Understanding the Bible is much easier if you know the types of genre. Knowing genre, you can quickly identify the specific genre you are reading and know what to expect from it.
Much of the Bible is narrative. This simply records actions and events, neither condemning nor condoning any of what actually happens. The important thing to remember in narrative, as with any other type of genre, is the first time a word or event occurs. If a similar word or event shows up later, both events will have a kind of connection, whether a parallel or contrast. When reading events, take note of the smallest details.
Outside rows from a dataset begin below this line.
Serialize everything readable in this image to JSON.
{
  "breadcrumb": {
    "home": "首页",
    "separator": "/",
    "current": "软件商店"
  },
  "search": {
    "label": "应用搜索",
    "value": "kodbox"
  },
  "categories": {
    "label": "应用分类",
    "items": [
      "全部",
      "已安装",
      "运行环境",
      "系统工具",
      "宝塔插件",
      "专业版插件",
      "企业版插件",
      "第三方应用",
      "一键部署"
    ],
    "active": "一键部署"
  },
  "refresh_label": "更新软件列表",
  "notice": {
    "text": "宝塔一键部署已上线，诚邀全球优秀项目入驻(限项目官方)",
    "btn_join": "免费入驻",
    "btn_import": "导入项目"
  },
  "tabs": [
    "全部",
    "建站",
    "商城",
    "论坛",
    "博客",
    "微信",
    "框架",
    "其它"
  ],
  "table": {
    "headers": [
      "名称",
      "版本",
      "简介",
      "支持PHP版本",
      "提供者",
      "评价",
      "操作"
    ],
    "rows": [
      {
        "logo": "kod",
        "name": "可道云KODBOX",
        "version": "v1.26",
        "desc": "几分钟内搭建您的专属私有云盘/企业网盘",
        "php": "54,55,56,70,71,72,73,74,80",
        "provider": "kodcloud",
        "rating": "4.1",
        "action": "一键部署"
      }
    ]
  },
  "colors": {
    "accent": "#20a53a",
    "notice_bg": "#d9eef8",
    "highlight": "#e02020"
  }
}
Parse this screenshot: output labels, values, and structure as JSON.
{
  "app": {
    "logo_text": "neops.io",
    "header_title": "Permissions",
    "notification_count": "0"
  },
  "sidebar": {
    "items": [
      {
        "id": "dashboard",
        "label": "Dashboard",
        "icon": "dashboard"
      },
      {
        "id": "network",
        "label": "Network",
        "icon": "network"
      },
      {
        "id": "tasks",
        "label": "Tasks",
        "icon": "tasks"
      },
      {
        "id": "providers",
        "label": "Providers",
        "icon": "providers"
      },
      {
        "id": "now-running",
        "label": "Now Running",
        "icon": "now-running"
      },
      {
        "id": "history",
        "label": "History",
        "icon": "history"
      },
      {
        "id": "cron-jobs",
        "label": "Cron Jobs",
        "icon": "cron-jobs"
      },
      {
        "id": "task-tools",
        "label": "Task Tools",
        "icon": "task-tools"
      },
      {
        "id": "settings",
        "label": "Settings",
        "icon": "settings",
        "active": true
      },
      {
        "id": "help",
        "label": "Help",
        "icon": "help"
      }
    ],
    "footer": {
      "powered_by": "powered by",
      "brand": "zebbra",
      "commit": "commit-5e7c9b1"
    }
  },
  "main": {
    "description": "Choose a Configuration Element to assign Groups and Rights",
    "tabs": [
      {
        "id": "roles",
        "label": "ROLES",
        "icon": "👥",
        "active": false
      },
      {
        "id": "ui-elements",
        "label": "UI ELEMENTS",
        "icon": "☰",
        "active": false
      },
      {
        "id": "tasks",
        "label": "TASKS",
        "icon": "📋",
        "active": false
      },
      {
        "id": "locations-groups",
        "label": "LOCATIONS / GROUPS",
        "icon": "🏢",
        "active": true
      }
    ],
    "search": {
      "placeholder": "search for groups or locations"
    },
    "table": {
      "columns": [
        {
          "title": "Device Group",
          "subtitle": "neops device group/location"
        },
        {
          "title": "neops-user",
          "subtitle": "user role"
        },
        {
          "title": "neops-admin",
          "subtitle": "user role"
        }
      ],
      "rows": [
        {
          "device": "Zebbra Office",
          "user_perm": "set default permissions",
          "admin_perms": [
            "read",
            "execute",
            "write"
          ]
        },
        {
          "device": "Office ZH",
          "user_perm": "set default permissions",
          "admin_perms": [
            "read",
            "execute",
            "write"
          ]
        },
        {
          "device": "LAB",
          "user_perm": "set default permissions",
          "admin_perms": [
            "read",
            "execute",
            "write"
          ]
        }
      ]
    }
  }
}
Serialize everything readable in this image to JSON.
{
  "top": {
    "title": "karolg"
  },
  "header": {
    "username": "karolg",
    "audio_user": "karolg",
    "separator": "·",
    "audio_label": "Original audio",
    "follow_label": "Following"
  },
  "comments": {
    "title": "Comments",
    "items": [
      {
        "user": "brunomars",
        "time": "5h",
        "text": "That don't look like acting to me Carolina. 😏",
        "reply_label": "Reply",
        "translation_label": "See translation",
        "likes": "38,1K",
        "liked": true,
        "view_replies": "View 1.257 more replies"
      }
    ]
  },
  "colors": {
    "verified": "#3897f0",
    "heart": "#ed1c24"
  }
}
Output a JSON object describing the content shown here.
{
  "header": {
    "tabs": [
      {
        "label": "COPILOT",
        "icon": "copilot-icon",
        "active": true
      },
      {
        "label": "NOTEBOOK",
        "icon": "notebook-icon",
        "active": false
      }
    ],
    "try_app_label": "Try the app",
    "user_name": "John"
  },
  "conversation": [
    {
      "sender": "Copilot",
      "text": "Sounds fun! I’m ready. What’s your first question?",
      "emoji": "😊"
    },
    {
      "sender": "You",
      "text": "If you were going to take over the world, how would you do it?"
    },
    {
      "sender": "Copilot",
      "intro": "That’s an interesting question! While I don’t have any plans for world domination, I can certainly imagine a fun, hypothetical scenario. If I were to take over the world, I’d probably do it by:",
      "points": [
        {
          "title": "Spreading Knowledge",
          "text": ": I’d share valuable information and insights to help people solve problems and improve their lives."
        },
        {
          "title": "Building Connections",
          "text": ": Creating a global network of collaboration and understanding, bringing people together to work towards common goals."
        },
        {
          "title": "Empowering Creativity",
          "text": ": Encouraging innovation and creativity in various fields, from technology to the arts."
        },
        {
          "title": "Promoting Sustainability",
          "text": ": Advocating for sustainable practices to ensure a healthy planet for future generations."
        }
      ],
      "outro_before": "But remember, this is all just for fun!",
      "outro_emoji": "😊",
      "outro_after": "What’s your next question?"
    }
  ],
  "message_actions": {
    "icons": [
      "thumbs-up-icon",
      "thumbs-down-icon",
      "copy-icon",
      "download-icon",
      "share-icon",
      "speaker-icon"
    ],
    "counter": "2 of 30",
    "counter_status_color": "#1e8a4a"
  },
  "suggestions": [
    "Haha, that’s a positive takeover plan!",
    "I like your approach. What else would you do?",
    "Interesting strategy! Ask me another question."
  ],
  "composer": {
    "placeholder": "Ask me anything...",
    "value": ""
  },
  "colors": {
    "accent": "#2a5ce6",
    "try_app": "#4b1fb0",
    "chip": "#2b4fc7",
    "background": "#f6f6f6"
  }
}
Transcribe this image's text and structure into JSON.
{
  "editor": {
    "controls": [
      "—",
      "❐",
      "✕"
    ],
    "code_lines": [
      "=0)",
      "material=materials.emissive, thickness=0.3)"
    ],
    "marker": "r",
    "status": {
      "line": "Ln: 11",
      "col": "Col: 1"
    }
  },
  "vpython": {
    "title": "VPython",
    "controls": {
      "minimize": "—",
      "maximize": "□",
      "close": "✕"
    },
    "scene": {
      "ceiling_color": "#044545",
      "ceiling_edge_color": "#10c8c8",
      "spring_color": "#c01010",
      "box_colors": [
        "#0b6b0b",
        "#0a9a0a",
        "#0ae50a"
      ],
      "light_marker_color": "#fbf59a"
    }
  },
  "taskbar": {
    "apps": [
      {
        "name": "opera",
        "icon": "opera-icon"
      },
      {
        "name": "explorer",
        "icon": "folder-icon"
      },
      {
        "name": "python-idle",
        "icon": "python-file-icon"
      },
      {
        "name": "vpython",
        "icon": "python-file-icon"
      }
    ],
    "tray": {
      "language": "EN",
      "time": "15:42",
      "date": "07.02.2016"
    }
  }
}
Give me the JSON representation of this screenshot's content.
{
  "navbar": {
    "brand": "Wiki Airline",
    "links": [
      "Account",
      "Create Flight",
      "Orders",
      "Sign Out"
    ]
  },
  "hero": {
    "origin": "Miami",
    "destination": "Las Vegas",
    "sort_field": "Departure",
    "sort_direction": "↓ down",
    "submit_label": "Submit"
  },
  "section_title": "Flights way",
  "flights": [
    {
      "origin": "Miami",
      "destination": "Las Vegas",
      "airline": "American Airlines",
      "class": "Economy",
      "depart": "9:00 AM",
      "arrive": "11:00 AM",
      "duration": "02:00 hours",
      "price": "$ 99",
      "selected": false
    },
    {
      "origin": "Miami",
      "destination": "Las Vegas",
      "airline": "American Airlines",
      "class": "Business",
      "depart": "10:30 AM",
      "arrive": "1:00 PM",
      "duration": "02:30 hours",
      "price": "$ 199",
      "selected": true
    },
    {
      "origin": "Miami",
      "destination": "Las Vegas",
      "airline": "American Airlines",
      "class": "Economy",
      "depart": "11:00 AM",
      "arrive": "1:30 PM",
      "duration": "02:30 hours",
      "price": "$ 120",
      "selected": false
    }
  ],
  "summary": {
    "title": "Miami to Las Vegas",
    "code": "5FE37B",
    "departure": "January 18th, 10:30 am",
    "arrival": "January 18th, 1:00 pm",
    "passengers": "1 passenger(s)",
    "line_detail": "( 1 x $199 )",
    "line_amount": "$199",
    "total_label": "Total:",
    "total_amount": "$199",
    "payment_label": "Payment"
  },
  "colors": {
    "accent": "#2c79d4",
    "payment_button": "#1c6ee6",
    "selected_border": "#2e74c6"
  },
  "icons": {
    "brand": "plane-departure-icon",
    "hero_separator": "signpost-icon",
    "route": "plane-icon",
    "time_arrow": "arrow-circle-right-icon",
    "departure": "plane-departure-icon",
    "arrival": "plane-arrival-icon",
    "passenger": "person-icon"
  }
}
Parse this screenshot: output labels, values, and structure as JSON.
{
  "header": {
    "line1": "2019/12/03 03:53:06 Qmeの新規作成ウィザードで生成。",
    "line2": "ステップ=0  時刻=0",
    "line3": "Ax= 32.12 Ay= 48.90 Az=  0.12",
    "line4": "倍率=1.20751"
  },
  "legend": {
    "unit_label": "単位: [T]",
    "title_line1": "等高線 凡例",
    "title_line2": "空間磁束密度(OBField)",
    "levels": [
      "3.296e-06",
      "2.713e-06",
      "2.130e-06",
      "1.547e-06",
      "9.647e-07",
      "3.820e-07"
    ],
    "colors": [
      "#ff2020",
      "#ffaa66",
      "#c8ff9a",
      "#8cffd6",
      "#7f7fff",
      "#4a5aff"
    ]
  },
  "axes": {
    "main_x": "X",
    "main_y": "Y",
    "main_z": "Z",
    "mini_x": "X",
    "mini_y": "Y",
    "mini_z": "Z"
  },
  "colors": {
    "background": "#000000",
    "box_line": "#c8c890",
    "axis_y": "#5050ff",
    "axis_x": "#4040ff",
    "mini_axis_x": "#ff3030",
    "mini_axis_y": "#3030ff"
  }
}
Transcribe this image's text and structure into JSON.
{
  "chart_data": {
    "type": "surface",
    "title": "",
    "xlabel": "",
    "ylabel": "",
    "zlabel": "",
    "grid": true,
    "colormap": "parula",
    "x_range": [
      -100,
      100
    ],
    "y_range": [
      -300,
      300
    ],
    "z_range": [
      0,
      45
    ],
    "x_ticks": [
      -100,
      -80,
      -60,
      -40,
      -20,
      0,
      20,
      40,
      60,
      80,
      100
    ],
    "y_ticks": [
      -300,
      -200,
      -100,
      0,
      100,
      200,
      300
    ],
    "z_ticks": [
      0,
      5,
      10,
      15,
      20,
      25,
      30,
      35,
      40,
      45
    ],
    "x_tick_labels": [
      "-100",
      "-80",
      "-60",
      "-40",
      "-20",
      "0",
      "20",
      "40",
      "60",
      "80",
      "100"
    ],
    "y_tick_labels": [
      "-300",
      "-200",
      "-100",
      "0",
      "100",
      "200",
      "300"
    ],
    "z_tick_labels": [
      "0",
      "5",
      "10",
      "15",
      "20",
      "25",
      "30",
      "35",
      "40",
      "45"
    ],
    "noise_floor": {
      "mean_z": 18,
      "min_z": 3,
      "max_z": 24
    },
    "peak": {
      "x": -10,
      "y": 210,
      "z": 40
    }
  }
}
The genealogy genre is easily belittled. Genesis has some genealogy. Genealogies often have small events inserted, highlighting things a person did or did not do. These can be significant. To Jewish culture, a genealogy was also important to confirm which tribe someone came from.
Law is seen much in the second part of Exodus, as well as Leviticus, Numbers, and Deuteronomy. While other “laws” appear elsewhere—such as God’s instructions to Joshua for invasion—Exodus sets the template for the genre. Laws were specific to Israel, mainly before Jesus. But, we can still learn from them and following many parts of Moses’ Law can be beneficial. The important truths about laws are that Jesus completed the laws for sacrifices and that Jesus interprets Moses’ Law more clearly than anyone else. Look at the Jerusalem Council in Acts and also Hebrews for apostolic commentary on the Law.
Poetry fully comprises Psalms, Proverbs, Ecclesiastes, Song of Songs, and Lamentation, but poetry also appears in other Bible passages. By familiarizing yourself with these books of poetry, you will understand poetry in other books of the Bible.
Figures of speech can appear anywhere in the Bible. Know them in your native language, then you will recognize them in the Bible. Label language as “figurative” only with good reason, never favoring a contradictory interpretation.
Prophecy and visions pop up everywhere, containing both figurative and literal language. Interpreting these requires time and never finishes. Begin with Daniel and Revelation.
The Gospels and Acts are ancient journalism. The rest of the New Testament is correspondence.